Il semblerait pourtant que sur les AIS, la partie soit loin d'être gagnée. Pour l'heure, les négociations continuent. Ce fut d'ailleurs l'un des points à l'ordre du jour du rendez-vous que Dominique Bussereau venait d'avoir ce 24 octobre au matin avec la ministre Jacqueline Gourault.
L'ADF reste sur les propositions qu'elle avait formulées au printemps dernier. Et qui avaient fini par donner lieu à un "compromis" avec le gouvernement. Ce compromis se serait traduit par le dispositif suivant : l'Etat aurait accordé aux départements une contribution annuelle de 200 millions d'euros pour renforcer la "péréquation verticale" (auxquels se seraient ajoutés les 50 millions de crédits existants du Fonds d'appui aux politiques d'insertion) et dans le même temps, les départements auraient mis en place une "péréquation horizontale" pour environ 350 millions d'euros, à condition que le plafond des DMTO soit relevé de 4,5% à 4,7%. Le Premier ministre avait donné son feu vert et les départements, qui espéraient initialement obtenir davantage, avaient "pris acte".
Sauf que l'on avait assisté fin juin à un petit coup de théâtre : Matignon avait indiqué par voie de presse qu'il faisait marche arrière. "L'ADF a dit non aux contrats, dont acte, il n'y aura pas de hausse des droits de mutation", avaient indiqué les services du Premier ministre au quotidien Les Echos. Selon l'ADF, Edouard Philippe avait pourtant d'emblée précisé qu'il ne comptait pas lier les deux dossiers (l'accord sur les AIS et le fait qu'une majorité de départements acceptent ou pas de signer avec l'Etat un contrat sur la maîtrise de leurs dépenses). Il avait d'ailleurs ensuite précisé que le "retrait" du gouvernement était simplement lié au fait que la "proposition" ne "convenait pas" aux départements (voir ci-dessous nos articles de juin dernier).
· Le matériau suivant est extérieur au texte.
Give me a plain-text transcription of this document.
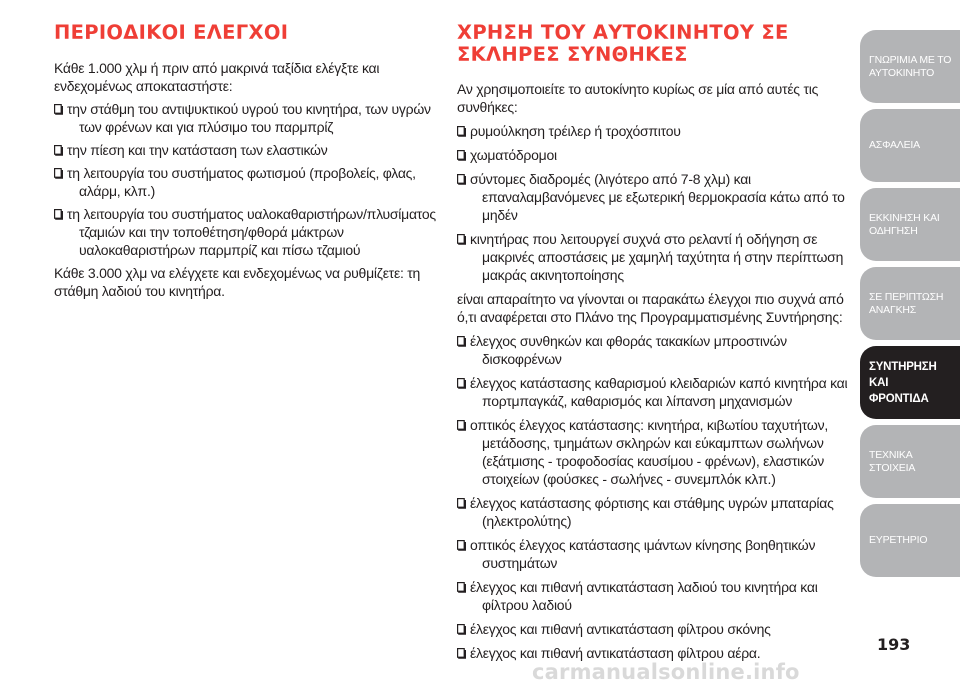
ΠΕΡΙΟΔΙΚΟΙ ΕΛΕΓΧΟΙ

Κάθε 1.000 χλμ ή πριν από μακρινά ταξίδια ελέγξτε και ενδεχομένως αποκαταστήστε:

την στάθμη του αντιψυκτικού υγρού του κινητήρα, των υγρών των φρένων και για πλύσιμο του παρμπρίζ
την πίεση και την κατάσταση των ελαστικών
τη λειτουργία του συστήματος φωτισμού (προβολείς, φλας, αλάρμ, κλπ.)
τη λειτουργία του συστήματος υαλοκαθαριστήρων/πλυσίματος τζαμιών και την τοποθέτηση/φθορά μάκτρων υαλοκαθαριστήρων παρμπρίζ και πίσω τζαμιού

Κάθε 3.000 χλμ να ελέγχετε και ενδεχομένως να ρυθμίζετε: τη στάθμη λαδιού του κινητήρα.

ΧΡΗΣΗ ΤΟΥ ΑΥΤΟΚΙΝΗΤΟΥ ΣΕ
ΣΚΛΗΡΕΣ ΣΥΝΘΗΚΕΣ

Αν χρησιμοποιείτε το αυτοκίνητο κυρίως σε μία από αυτές τις συνθήκες:

ρυμούλκηση τρέιλερ ή τροχόσπιτου
χωματόδρομοι
σύντομες διαδρομές (λιγότερο από 7-8 χλμ) και επαναλαμβανόμενες με εξωτερική θερμοκρασία κάτω από το μηδέν
κινητήρας που λειτουργεί συχνά στο ρελαντί ή οδήγηση σε μακρινές αποστάσεις με χαμηλή ταχύτητα ή στην περίπτωση μακράς ακινητοποίησης

είναι απαραίτητο να γίνονται οι παρακάτω έλεγχοι πιο συχνά από ό,τι αναφέρεται στο Πλάνο της Προγραμματισμένης Συντήρησης:

έλεγχος συνθηκών και φθοράς τακακίων μπροστινών δισκοφρένων
έλεγχος κατάστασης καθαρισμού κλειδαριών καπό κινητήρα και πορτμπαγκάζ, καθαρισμός και λίπανση μηχανισμών
οπτικός έλεγχος κατάστασης: κινητήρα, κιβωτίου ταχυτήτων, μετάδοσης, τμημάτων σκληρών και εύκαμπτων σωλήνων (εξάτμισης - τροφοδοσίας καυσίμου - φρένων), ελαστικών στοιχείων (φούσκες - σωλήνες - συνεμπλόκ κλπ.)
έλεγχος κατάστασης φόρτισης και στάθμης υγρών μπαταρίας (ηλεκτρολύτης)
οπτικός έλεγχος κατάστασης ιμάντων κίνησης βοηθητικών συστημάτων
έλεγχος και πιθανή αντικατάσταση λαδιού του κινητήρα και φίλτρου λαδιού
έλεγχος και πιθανή αντικατάσταση φίλτρου σκόνης
έλεγχος και πιθανή αντικατάσταση φίλτρου αέρα.
ΓΝΩΡΙΜΙΑ ΜΕ ΤΟ
ΑΥΤΟΚΙΝΗΤΟ
ΑΣΦΑΛΕΙΑ
ΕΚΚΙΝΗΣΗ ΚΑΙ
ΟΔΗΓΗΣΗ
ΣΕ ΠΕΡΙΠΤΩΣΗ
ΑΝΑΓΚΗΣ
ΣΥΝΤΗΡΗΣΗ ΚΑΙ
ΦΡΟΝΤΙΔΑ
ΤΕΧΝΙΚΑ ΣΤΟΙΧΕΙΑ
ΕΥΡΕΤΗΡΙΟ
193
carmanualsonline.info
Selon l'ADF, l'explication serait plutôt à chercher du côté de Bercy qui aurait notamment freiné l'idée d'une augmentation du taux des DMTO.

MNA : près de 40% de jeunes de plus cette année

En tout cas, résultat, les négociations sont peu ou prou revenues à la case départ. Peu de temps avant sa démission, Gérard Collomb aurait ainsi proposé une contribution annuelle de 100 millions d'euros (au lieu des 200 millions actés en juin). "Et aujourd'hui, c'est sur cette base de 100 millions que l'on nous dit que l'on va tenter de faire un peu mieux, on est donc loin du compte", explique-t-on à l'ADF.
Les "quinze jours" restant avant le congrès de Rennes ne seront donc sans doute pas de trop. D'autant moins que sur le dossier des MNA aussi, le nombre de jeunes pris en charge par l'aide sociale à l'enfance des départements s'emballe et les négociations sont là aussi encore en cours. "Sur les 3.100 jeunes pris en charge par l'ASE de mon département, 550 sont des MNA. Pour nous cela représente un budget de 21 millions d'euros, dont 1 million seulement apporté par l'Etat", témoigne Jean-Luc Chenut. "L'an dernier, on comptait 25.000 mineurs non accompagnés, à la fin de cette année, ils seront sans doute 40.000. Nous attendons a minima que la part du coût pris en charge par l'Etat soit la même que l'an dernier pour l'ensemble de ces 40.000 jeunes", résume Dominique Bussereau.